Registry Research For Windows 8 Group Policy
Experimenting with Windows 8 firewall led me to wonder where in the registry the group policies tattooed their settings. I found the above enable / disable firewall setting by examining the registry:
My technique was to launch Regedit and export the entire registry, I called my file: FWallEnable.reg. Next I made the change to, ‘EnableFirewall’, then I exported the registry a second time and called the file: FWallDisable.reg. Next I ran either WinDiff or this PowerShell script:
# PowerShell script to find registry differences
$strReference = Get-Content "C:\PShell\FWallEnable.reg"

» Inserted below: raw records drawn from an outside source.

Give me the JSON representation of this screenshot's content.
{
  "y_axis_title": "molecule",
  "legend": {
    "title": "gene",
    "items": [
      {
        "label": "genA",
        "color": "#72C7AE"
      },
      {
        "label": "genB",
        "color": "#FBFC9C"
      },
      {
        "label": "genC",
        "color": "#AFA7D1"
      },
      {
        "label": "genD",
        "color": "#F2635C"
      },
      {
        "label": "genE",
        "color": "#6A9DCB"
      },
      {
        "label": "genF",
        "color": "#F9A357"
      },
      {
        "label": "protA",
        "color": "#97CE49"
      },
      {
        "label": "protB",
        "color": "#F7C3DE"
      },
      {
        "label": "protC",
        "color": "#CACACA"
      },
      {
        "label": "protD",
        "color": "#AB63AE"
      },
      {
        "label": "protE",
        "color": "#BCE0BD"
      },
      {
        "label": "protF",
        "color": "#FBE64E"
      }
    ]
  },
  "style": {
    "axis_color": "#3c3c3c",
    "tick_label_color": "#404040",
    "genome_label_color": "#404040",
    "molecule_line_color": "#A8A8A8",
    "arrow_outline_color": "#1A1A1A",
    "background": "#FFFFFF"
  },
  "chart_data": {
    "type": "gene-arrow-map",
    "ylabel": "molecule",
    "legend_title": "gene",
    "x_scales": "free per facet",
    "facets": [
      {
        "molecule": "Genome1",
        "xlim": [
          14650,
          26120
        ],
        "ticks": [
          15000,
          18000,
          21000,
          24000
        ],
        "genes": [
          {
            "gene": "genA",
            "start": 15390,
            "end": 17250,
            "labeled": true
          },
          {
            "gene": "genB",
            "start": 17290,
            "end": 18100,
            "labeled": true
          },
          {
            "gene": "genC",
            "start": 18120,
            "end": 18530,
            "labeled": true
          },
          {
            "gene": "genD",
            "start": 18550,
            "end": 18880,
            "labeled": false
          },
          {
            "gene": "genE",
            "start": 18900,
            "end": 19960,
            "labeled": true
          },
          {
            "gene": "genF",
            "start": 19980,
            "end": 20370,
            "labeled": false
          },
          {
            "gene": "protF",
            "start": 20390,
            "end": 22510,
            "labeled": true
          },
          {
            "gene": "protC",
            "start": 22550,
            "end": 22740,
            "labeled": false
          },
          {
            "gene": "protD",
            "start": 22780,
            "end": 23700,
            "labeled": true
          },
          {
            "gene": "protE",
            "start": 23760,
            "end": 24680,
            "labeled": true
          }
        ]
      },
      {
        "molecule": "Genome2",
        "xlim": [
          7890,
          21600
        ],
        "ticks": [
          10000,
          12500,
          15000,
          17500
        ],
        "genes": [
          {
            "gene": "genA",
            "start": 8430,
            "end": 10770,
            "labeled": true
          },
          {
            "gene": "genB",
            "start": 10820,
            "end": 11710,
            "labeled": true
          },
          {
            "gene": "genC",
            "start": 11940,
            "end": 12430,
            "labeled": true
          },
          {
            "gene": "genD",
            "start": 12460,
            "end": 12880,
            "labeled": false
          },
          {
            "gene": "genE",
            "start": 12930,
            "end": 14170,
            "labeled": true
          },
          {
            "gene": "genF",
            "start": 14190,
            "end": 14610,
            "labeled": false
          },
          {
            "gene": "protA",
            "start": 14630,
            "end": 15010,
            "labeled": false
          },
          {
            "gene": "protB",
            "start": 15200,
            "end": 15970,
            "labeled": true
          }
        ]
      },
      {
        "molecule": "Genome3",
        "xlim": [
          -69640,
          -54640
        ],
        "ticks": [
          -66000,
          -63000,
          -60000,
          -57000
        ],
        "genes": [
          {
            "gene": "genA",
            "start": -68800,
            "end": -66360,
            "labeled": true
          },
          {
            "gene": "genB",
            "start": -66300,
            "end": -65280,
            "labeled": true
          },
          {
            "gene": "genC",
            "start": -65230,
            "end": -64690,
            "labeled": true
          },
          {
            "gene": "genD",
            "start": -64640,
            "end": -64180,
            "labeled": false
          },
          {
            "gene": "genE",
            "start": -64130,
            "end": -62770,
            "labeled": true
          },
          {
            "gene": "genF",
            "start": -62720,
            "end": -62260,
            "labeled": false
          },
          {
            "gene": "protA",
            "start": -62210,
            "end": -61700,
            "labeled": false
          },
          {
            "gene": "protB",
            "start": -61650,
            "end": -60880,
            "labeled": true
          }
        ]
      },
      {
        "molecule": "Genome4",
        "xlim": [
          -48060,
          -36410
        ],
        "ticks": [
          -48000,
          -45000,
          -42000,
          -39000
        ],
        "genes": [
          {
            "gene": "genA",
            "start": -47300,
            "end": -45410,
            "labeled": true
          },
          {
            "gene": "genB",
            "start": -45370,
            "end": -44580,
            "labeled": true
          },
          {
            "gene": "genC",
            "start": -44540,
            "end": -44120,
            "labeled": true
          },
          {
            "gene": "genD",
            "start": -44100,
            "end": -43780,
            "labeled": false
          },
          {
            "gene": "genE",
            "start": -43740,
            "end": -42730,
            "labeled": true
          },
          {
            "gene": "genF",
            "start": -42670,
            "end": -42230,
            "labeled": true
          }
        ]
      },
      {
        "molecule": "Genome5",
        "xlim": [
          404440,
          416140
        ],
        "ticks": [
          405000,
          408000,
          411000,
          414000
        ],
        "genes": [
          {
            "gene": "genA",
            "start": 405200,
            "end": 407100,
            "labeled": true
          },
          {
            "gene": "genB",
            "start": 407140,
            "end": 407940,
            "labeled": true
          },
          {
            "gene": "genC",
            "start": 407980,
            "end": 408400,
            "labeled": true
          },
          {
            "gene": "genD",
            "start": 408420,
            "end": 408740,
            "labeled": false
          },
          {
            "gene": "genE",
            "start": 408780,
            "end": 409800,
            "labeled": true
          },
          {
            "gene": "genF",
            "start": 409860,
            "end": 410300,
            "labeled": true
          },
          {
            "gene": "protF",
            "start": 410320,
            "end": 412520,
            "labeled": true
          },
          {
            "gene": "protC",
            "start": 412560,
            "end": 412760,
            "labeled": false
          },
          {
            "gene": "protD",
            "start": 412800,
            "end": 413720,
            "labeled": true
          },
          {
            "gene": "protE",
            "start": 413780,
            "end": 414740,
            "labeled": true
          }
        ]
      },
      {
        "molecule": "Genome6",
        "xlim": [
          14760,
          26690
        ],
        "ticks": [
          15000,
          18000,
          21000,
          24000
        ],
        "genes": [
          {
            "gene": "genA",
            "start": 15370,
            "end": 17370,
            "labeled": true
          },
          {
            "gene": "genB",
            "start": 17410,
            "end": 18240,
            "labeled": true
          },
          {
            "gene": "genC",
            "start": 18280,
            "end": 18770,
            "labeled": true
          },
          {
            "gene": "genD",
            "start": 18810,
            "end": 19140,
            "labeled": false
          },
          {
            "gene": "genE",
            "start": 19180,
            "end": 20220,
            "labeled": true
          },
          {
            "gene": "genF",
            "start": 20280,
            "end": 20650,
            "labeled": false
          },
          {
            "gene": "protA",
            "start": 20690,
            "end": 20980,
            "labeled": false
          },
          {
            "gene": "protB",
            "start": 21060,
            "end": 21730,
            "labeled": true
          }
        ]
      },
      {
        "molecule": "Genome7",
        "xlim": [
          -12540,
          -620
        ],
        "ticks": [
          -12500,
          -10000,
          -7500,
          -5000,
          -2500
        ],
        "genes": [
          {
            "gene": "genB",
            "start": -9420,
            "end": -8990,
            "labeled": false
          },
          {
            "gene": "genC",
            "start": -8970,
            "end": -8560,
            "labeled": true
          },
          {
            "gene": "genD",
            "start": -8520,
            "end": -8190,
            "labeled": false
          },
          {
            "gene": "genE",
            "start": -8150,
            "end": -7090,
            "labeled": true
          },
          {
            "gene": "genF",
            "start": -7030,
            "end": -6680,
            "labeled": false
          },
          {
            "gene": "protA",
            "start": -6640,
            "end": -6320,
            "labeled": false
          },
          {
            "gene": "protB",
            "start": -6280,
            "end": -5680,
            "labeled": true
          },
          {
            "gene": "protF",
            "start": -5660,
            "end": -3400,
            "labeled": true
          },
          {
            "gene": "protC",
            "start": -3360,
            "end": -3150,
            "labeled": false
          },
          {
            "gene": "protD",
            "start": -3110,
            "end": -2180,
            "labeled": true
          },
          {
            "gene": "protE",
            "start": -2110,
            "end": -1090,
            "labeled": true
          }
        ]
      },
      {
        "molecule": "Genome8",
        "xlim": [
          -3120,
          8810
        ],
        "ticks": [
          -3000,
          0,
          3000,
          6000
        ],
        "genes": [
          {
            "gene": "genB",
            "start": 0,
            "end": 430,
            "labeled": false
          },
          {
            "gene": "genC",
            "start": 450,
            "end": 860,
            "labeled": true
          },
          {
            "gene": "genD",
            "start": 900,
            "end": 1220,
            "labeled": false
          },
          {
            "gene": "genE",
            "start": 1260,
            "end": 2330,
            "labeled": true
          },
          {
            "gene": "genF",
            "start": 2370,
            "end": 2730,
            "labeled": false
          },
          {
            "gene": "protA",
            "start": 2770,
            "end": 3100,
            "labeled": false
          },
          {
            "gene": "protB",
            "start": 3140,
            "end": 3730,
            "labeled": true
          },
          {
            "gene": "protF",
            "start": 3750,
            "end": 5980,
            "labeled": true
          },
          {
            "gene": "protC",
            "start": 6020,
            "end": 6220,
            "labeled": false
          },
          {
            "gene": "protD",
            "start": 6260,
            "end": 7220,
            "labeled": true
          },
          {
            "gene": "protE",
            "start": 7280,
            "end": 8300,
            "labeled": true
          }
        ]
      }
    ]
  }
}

$strDifference = Get-Content "C:\PShell\FWallDisable.reg"
Compare-Object $strReference $strDifference
Note 4: The script took about 20 minutes to complete. You could speed up my experiment by exporting only the HKEY_CURRENT_USER branch of the registry.
Summary of Windows 8 Disable Firewall Group Policy Settings
In my opinion, enabling group policies to prevent unauthorized access to your network is tricky. However, you can control the Windows 8 firewall through either the Administrative Templates or the Windows Settings areas in Group Policies, my choice would be the latter. Which ever path you take, the secret of understanding how these policies work is to keep the Control Panel’s Firewall window open as you make your policy changes.